The primary objective of many banks in deploying a Single Bank Platform (SDP) was to get an electronic presence out to their end-customers in the hope of encouraging self-service trading. According to John Ashworth, CEO of Caplin Systems, “There was always the hope that certain segments of their customers would trade directly, but for regional and super-regional banks it was also about a real-estate grab as a defence mechanism against disintermediation from the larger banks. What has changed markedly in the last 12 months is the emphasis banks are placing on making the SDP a tool to improve internal sales efficiency.”
Recent investment in platforms has been driven by regulation, and making all the workflows handled by and through SDPs compliant with the new directives. However, Ashworth adds that the general need for cost control within banks is also causing them to think very hard about which customers they want (i.e. are suitably profitable), and of those they choose to retain, whom they want to offer a high-touch human sales interaction and whom they would prefer to service through a call centre.
He says: “The objective of the SDP to enable the customer to self-serve is as great as ever. But now SDPs are becoming very much more focused on internal ‘customers’ (the bank’s sales staff) and providing workflow and product support internally, to make the sales person’s job more efficient.”
The availability of technology is narrowing the gap between what the larger banks and the tier two banks can offer. Furthermore, Ashworth says that by componentising the building blocks of the SDP, the technology has become more available to lower tier banks. He says: “We have spent a lot of time making out-of-the-box reference implementations which are then very easily customised. Ten years ago, SDPs were either phenomenally expensive, or looked very similar. We have put a huge amount of software architecture into making the components so that the front end can be easily tailored to each bank”. This component approach, using HTML5 technology, lowers time to market and Ashworth adds that with regulation and compliance taking up more time and focus, banks have less time to build to from scratch.
Greater regulation around best execution is having an impact on the use of SDPs. Bank providers need to be transparent about price construction and negotiation, and end-customers need to be very transparent about demonstrating that they have achieved the best price. Ashworth believes there always has been, and always will be, a place for multi-dealer platforms, to serve certain types of customers, who only really need a comparison capability, in certain markets, whereas in other markets, best execution will be accomplished from an SDP. “Banks are at pains, as part of the sales process, to demonstrate why the narrowest spread or best rate is not necessarily the best value because the probability of getting filled comes into play”, he adds.
As a result, transaction cost analysis and best execution analysis tools are increasingly being included in SDPs, as well as broader product coverage, in order to include block trading, flexi-forwards, time-options and regular options increasingly being offered by the banks, along with algorithmic capabilities.
With the increased news and research available from numerous different sources, and the aggregation tools being widely available, the regulations to separate news and research from SDPs are having less of an impact than expected.
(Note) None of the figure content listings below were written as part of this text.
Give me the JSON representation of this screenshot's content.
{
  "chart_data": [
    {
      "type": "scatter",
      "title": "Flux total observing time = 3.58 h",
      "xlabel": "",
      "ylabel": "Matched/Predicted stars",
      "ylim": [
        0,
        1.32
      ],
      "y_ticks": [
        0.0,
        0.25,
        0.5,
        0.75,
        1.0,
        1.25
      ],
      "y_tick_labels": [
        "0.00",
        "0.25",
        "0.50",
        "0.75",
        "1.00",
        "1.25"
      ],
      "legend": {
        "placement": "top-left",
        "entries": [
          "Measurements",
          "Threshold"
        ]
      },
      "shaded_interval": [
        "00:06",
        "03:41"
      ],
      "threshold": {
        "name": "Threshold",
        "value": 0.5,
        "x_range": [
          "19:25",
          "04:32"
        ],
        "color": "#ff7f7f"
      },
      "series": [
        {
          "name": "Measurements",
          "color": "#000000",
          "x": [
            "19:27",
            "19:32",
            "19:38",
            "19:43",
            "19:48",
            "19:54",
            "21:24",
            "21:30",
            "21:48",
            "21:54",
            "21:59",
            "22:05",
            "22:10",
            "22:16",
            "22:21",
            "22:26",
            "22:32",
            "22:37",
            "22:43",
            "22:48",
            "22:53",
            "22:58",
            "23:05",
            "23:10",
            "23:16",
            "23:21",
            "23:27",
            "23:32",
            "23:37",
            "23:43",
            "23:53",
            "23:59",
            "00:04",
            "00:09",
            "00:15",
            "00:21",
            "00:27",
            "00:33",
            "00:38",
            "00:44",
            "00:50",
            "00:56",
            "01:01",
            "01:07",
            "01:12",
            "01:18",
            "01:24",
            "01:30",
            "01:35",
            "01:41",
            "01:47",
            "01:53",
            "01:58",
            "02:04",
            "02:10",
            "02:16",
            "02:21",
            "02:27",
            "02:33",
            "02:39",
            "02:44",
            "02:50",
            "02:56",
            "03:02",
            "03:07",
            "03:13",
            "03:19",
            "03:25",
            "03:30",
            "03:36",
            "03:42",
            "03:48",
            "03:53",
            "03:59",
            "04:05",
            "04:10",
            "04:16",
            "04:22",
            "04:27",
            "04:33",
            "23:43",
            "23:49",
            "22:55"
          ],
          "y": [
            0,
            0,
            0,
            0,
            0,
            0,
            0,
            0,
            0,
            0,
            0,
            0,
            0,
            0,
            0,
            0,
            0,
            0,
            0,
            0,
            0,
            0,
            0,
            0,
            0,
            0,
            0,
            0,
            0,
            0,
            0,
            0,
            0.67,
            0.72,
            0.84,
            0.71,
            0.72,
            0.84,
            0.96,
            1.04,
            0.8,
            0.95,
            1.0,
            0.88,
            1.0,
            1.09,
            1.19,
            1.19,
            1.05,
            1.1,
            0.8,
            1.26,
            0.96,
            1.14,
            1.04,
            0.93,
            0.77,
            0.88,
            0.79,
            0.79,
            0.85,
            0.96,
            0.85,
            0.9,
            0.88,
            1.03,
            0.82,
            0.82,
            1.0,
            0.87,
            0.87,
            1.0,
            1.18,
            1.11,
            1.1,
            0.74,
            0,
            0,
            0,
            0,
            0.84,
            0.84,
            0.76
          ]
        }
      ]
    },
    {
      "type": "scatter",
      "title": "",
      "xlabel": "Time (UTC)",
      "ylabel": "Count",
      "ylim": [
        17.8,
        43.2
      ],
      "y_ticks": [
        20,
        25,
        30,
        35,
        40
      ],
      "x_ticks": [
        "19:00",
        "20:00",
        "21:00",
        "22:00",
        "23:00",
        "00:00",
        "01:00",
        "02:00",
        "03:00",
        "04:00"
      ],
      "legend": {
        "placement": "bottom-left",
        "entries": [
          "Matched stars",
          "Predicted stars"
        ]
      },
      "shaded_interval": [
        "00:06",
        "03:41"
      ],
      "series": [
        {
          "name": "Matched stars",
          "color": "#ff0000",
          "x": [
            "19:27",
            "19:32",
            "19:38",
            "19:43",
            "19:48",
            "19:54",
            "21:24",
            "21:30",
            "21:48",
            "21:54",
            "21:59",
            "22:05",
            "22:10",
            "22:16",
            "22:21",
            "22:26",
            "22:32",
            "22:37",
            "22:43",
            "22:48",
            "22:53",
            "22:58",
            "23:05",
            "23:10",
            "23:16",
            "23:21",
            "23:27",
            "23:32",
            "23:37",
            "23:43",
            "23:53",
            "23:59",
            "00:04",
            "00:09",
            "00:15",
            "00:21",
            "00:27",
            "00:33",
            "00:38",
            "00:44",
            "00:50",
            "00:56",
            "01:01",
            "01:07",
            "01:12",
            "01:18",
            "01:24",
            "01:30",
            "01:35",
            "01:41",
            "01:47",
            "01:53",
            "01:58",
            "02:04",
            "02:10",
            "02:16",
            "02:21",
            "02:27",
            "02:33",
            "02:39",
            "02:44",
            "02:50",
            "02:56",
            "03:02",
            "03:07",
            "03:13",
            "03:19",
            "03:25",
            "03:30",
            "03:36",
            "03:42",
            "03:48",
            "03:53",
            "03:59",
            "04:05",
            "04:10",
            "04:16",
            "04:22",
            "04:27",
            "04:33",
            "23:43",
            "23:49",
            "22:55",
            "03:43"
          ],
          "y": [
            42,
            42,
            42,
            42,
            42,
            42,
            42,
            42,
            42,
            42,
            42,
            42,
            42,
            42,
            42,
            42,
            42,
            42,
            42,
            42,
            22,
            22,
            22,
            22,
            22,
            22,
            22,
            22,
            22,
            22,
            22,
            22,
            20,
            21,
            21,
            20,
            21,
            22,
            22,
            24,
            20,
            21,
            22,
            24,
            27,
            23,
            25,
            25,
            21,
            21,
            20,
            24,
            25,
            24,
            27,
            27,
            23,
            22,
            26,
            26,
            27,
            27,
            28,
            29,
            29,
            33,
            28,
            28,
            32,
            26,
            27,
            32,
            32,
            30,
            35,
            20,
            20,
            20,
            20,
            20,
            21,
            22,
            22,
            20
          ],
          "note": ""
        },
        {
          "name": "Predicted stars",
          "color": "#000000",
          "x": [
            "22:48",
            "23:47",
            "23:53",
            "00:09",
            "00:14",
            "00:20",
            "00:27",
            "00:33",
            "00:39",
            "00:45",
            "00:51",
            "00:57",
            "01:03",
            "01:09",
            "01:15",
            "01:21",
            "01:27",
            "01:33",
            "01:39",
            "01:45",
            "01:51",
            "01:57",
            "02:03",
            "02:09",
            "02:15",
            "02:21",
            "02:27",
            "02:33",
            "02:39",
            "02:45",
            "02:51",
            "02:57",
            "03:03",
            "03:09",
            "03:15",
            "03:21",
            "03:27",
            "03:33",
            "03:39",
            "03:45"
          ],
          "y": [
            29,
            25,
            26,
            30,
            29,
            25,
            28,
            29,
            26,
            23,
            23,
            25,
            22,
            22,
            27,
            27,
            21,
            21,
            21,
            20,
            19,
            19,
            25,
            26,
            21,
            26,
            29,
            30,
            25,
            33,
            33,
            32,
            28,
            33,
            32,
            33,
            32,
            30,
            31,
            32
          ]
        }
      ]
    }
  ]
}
Says Ashworth: “The days of only looking at one bank’s view, published by a bank’s economist, are long gone. On the flipside, the more intelligent SDPs will increasingly include predictive and behavioural analysis. This lends itself to dynamic personalisation of the individual user’s experience. We are investing in this technology.”
Today, SDPs are built using Caplin’s suite of FX Motif solutions, which are a set of pre-built starter points for delivering highly differentiated and fully customisable single-dealer platforms, and include FX Professional, FX Corporate, FX Sales and FX Mobile.
Going forward, Ashworth believes the most immediate focus is on further sales automation and presenting screens that assist the internal sales user in doing a better job in communicating with the trader or communicating with the customer, using links to customer relationship management systems, much better access to prior trading activity of the customer, and also in the area of product education. “Here technology can help them reduce the bottlenecks of having to go to the structuring desk or the head office of the bank to get that sales support advice. This frees up a log-jam and helps sales people to be more productive,” adds Ashworth.
SDPs will continue to evolve, in both functionality and use, whether they are being used to self-service, as a back-up for phone trading, or even not used directly by the end-customer at all but simply used by the sales person. The value proposition of SDPs continues to strengthen through this greater enhanced sales trader functionality and the MIS data mining available to support high value clients, which benefits both the banks and their customers.
With increasing platform consolidation in the FX market, more specialised liquidity provision, the burden of compliance increasing and a new focus on benchmarks and ways to minimise reputational and regulatory risk, it is becoming increasingly clear that SDPs, and the underlying technology, have still a key role to play.